I disbelieved him, but there came a sudden nasty doubt.
“Curtis, who managed the company’s plant at Barcelona, died of yellow-fever,” I said, “and was buried the same day.”
For some time Schnitzel glowered uncertainly at the bulkhead.
“Did you know him?” he asked.
“When I was in the legation I knew him well,” I said.
“So did I,” said Schnitzel. “He wasn’t murdered. He murdered himself. He was wrong ten thousand dollars in his accounts. He got worrying about it and we found him outside the clearing with a hole in his head. He left a note saying he couldn’t bear the disgrace. As if the company would hold a little grafting against as good a man as Curtis!”
Schnitzel coughed and pretended it was his cigarette.
“You see you don’t put in nothing against him,” he added savagely.
It was the first time I had seen Schnitzel show emotion, and I was moved to preach.
“Why don’t you quit?” I said. “You had an A1 job as a stenographer. Why don’t you go back to it?”
“Maybe, some day. But it’s great being your own boss. If I was a stenographer, I wouldn’t be helping you send in a report to the State Department, would I? No, this job is all right. They send you after something big, and you have the devil of a time getting it, but when you get it, you feel like you had picked a hundred-to-one shot.”
The talk or the drink had elated him. His fish-like eyes bulged and shone. He cast a quick look about him. Except for ourselves, the smoking-room was empty. From below came the steady throb of the engines, and from outside the whisper of the waves and of the wind through the cordage. A barefooted sailor pattered by to the bridge. Schnitzel bent toward me, and with his hand pointed to his throat.
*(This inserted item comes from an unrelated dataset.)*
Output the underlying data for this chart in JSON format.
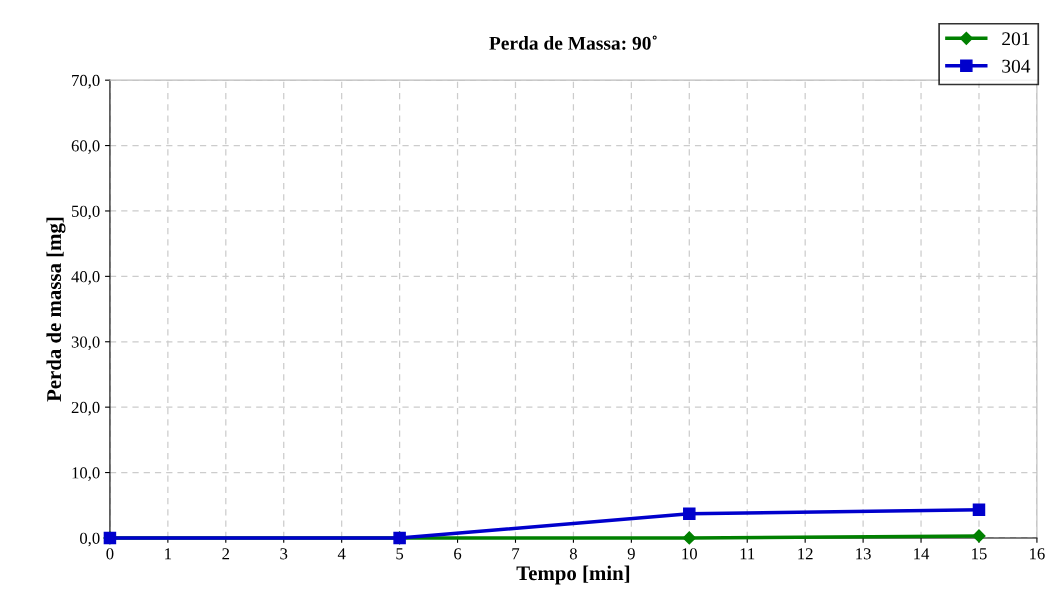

“I’ve got papers on me that’s worth a million to a certain party,” he whispered. “You understand, my notes in cipher.”
He scowled with intense mystery.
“I keep ’em in an oiled-silk bag, tied around my neck with a string. And here,” he added hastily, patting his hip, as though to forestall any attack I might make upon his person, “I carry my automatic. It shoots nine bullets in five seconds. They got to be quick to catch me.”
“Well, if you have either of those things on you,” I said testily, “I don’t want to know it. How often have I told you not to talk and drink at the same time?”
“Ah, go on,” laughed Schnitzel. “That’s an old gag, warning a fellow not to talk so as to make him talk. I do that myself.”
That Schnitzel had important papers tied to his neck I no more believe than that he wore a shirt of chain armor, but to please him I pretended to be greatly concerned.
“Now that we’re getting into New York,” I said, “you must be very careful. A man who carries such important documents on his person might be murdered for them. I think you ought to disguise yourself.”